New York State announced a sweeping lawsuit against members of the Sackler family, the owner of Purdue Pharma, which makes OxyContin, the highly addictive drug at the center of the opioid epidemic. A group of over 500 cities, counties and Native American tribes have filed suit against Purdue and 8 members of the Sackler family, which founded and owns Purdue Pharma, for their role in creating “the worst drug crisis in American history” by lying about the dangers of the opioid painkiller OxyContin and deceitful marketing of the drug.
New York Attorney General Letitia James accused the Sacklers of masterminding a scheme that “literally profited off of … suffering and death.” While announcing the suit, James said “And as Purdue sold more and more opioids, the Sackler family transferred more and more wealth into their personal accounts. And as the lawsuits have piled up against the Sackler family and Purdue for their roles in this crisis, they continue to move funds into trusts and, yes, offshore accounts.” The suit states that the Sackler family is worth an estimated $13 billion, partly due to the more-than-decade-long marketing campaign to boost sales of OxyContin. At the same time, the economic cost to the U.S. for the opioid epidemic was $504 billion in 2015, the lawsuit contends. Former Purdue CEO Richard Sackler allegedly touted the drug for unapproved uses and that Purdue workers were instructed to tell doctors the painkillers were not addictive and could help an “enhanced lifestyle,” according to the suit.
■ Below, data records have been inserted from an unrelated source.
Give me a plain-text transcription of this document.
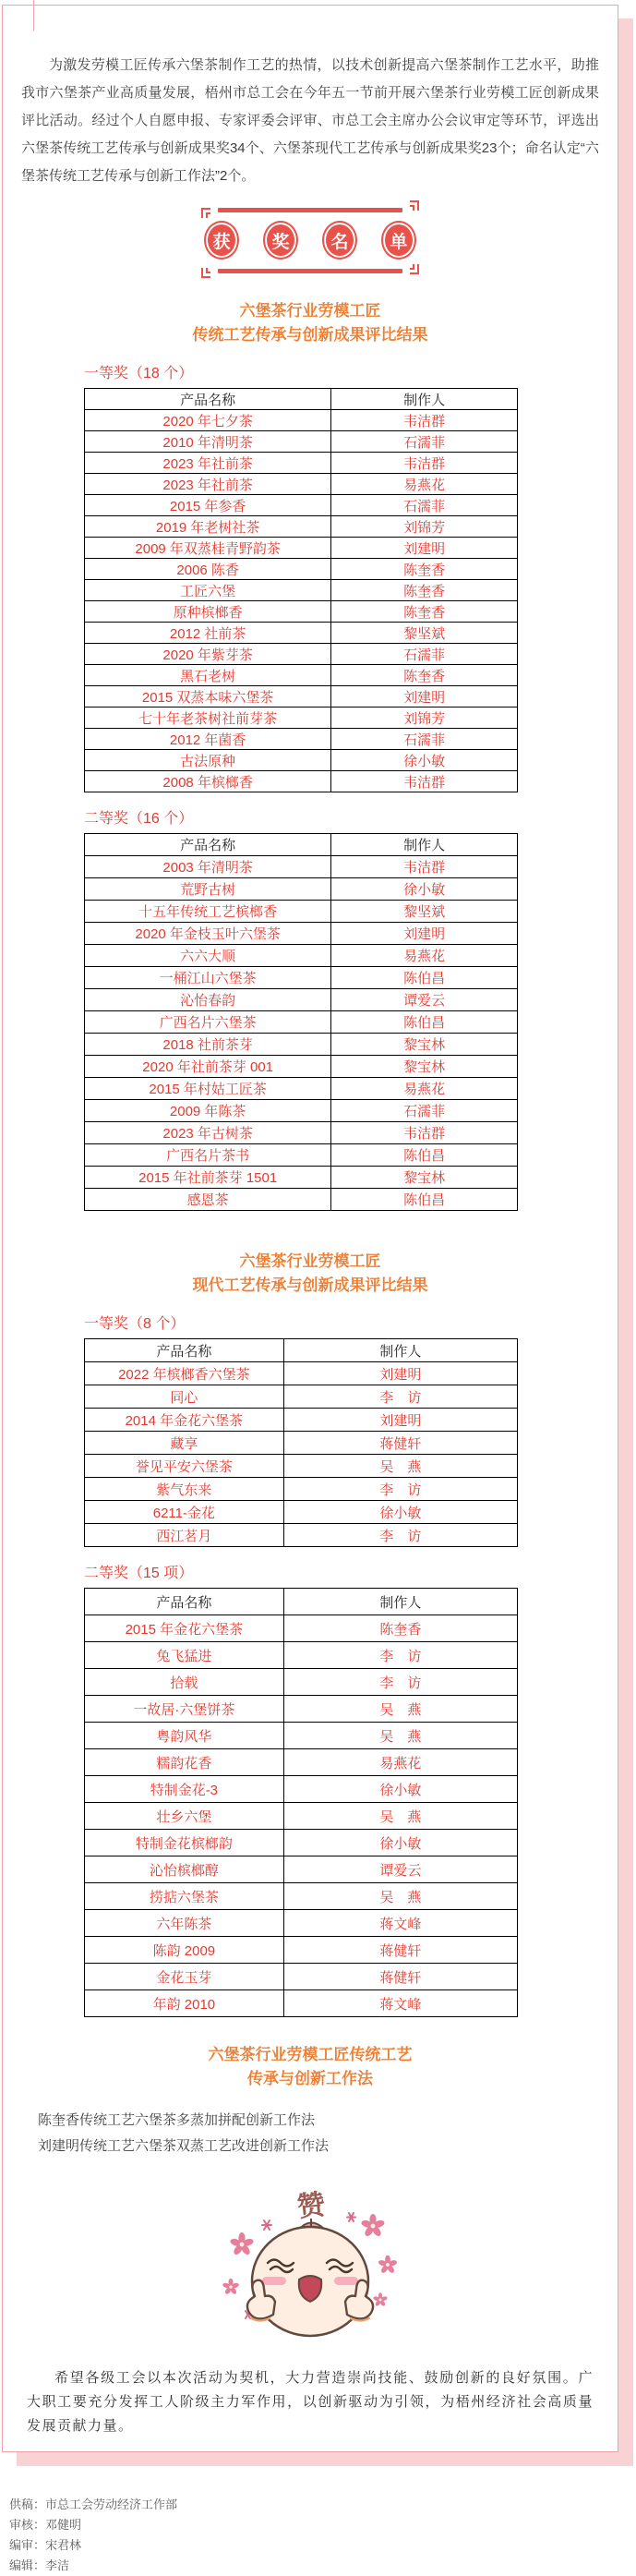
为激发劳模工匠传承六堡茶制作工艺的热情，以技术创新提高六堡茶制作工艺水平，助推我市六堡茶产业高质量发展，梧州市总工会在今年五一节前开展六堡茶行业劳模工匠创新成果评比活动。经过个人自愿申报、专家评委会评审、市总工会主席办公会议审定等环节，评选出六堡茶传统工艺传承与创新成果奖34个、六堡茶现代工艺传承与创新成果奖23个；命名认定“六堡茶传统工艺传承与创新工作法”2个。

获 奖 名 单
六堡茶行业劳模工匠
传统工艺传承与创新成果评比结果
一等奖（18 个）
产品名称	制作人
2020 年七夕茶	韦洁群
2010 年清明茶	石濡菲
2023 年社前茶	韦洁群
2023 年社前茶	易燕花
2015 年参香	石濡菲
2019 年老树社茶	刘锦芳
2009 年双蒸桂青野韵茶	刘建明
2006 陈香	陈奎香
工匠六堡	陈奎香
原种槟榔香	陈奎香
2012 社前茶	黎坚斌
2020 年紫芽茶	石濡菲
黑石老树	陈奎香
2015 双蒸本味六堡茶	刘建明
七十年老茶树社前芽茶	刘锦芳
2012 年菌香	石濡菲
古法原种	徐小敏
2008 年槟榔香	韦洁群
二等奖（16 个）
产品名称	制作人
2003 年清明茶	韦洁群
荒野古树	徐小敏
十五年传统工艺槟榔香	黎坚斌
2020 年金枝玉叶六堡茶	刘建明
六六大顺	易燕花
一桶江山六堡茶	陈伯昌
沁怡春韵	谭爱云
广西名片六堡茶	陈伯昌
2018 社前茶芽	黎宝林
2020 年社前茶芽 001	黎宝林
2015 年村姑工匠茶	易燕花
2009 年陈茶	石濡菲
2023 年古树茶	韦洁群
广西名片茶书	陈伯昌
2015 年社前茶芽 1501	黎宝林
感恩茶	陈伯昌
六堡茶行业劳模工匠
现代工艺传承与创新成果评比结果
一等奖（8 个）
产品名称	制作人
2022 年槟榔香六堡茶	刘建明
同心	李　访
2014 年金花六堡茶	刘建明
藏享	蒋健轩
誉见平安六堡茶	吴　燕
紫气东来	李　访
6211-金花	徐小敏
西江茗月	李　访
二等奖（15 项）
产品名称	制作人
2015 年金花六堡茶	陈奎香
兔飞猛进	李　访
拾载	李　访
一故居·六堡饼茶	吴　燕
粤韵风华	吴　燕
糯韵花香	易燕花
特制金花-3	徐小敏
壮乡六堡	吴　燕
特制金花槟榔韵	徐小敏
沁怡槟榔醇	谭爱云
捞掂六堡茶	吴　燕
六年陈茶	蒋文峰
陈韵 2009	蒋健轩
金花玉芽	蒋健轩
年韵 2010	蒋文峰
六堡茶行业劳模工匠传统工艺
传承与创新工作法
陈奎香传统工艺六堡茶多蒸加拼配创新工作法
刘建明传统工艺六堡茶双蒸工艺改进创新工作法
赞

希望各级工会以本次活动为契机，大力营造崇尚技能、鼓励创新的良好氛围。广大职工要充分发挥工人阶级主力军作用，以创新驱动为引领，为梧州经济社会高质量发展贡献力量。

供稿：市总工会劳动经济工作部
审核：邓健明
编审：宋君林
编辑：李洁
Portions of a lawsuit filed by the state of Massachusetts against Purdue that were made public, allege that the company, the Sackler family, and company executives misled prescribers and patients as they aimed to blanket the country with prescriptions for their addictive medications. Five years after the drug was released to the market, questions were raised about the risk of addiction and overdoses that came with taking OxyContin and opioid medications. Richard Sackler outlined a strategy that critics have long accused the company of unleashing: divert the blame onto others, particularly the people who became addicted to opioids themselves. In a February 2001 email he wrote “We have to hammer on the abusers in every way possible. They are the culprits and the problem. They are reckless criminals.” The Massachusetts suit claims “By their misconduct, the Sacklers have hammered Massachusetts families in every way possible and the stigma they used as a weapon made the crisis worse.” The complaint reveals that since 2007, Purdue has sold more than 70 million doses of opioids in Massachusetts for more than $500 million. “And the stigma they used as a weapon made the crisis worse.”
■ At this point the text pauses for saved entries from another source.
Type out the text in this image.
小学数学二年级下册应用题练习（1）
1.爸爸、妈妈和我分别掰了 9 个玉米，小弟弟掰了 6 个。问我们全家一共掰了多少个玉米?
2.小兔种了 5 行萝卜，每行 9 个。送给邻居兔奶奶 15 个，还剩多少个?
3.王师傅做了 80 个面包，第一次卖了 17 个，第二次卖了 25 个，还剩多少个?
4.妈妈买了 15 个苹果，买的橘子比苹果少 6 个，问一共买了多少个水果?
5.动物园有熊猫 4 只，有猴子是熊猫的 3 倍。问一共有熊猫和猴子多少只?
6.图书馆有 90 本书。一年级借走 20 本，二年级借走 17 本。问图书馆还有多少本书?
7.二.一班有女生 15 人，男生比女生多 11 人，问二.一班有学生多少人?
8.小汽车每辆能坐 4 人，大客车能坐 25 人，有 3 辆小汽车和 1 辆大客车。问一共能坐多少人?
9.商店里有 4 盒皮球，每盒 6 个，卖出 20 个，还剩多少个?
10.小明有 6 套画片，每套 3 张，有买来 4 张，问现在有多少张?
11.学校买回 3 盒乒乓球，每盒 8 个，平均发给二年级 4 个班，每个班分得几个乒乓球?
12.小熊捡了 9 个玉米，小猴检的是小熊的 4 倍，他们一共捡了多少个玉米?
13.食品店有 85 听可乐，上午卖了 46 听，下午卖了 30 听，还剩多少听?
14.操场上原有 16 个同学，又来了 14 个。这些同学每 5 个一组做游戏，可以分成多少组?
Purdue and the family denied any wrongdoing in a statement “The latest legal action is part of a larger effort to “single out Purdue,” and fault it for the entire crisis. Purdue Pharma and the individual former directors vigorously denies the allegations in the complaint and will continue to defend themselves against these misleading allegations,” the statement said.
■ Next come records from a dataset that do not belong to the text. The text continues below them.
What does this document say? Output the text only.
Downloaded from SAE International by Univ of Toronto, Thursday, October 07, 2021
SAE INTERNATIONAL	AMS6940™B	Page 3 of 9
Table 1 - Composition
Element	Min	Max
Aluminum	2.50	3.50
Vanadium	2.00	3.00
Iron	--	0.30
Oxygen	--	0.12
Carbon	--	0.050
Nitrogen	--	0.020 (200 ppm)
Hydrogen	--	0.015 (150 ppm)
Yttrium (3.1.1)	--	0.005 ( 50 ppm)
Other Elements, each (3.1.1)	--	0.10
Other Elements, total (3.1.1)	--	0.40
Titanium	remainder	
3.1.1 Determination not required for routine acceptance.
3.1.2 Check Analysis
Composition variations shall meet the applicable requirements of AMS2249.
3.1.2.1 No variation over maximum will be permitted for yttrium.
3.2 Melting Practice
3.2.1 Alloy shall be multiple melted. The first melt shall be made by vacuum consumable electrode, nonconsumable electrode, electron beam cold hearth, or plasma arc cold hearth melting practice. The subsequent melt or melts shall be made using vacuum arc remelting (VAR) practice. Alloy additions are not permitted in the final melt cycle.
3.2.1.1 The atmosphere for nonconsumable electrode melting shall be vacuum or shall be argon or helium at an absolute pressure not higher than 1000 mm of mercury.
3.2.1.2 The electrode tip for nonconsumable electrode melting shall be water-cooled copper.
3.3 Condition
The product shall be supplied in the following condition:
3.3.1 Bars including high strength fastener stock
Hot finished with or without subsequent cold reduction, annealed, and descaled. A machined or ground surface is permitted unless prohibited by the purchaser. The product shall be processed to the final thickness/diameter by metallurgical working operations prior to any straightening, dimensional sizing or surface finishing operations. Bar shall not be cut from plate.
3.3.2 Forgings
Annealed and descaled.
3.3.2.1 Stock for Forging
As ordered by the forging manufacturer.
The state of Oklahoma recently reached a $270 million agreement with Purdue Pharma—settling a lawsuit that claimed the company contributed to the deaths of thousands of Oklahoma residents by downplaying the risk of opioid addiction and overstating the drug’s benefits. More than $100 million of the settlement will fund a new addiction treatment and research center at Oklahoma State University. The settlement is the first Purdue has made amid more than 2,000 pending lawsuits connecting its painkiller OxyContin to the opioid crisis-which U.S. government data estimates is responsible for nearly 50,000 deaths per year.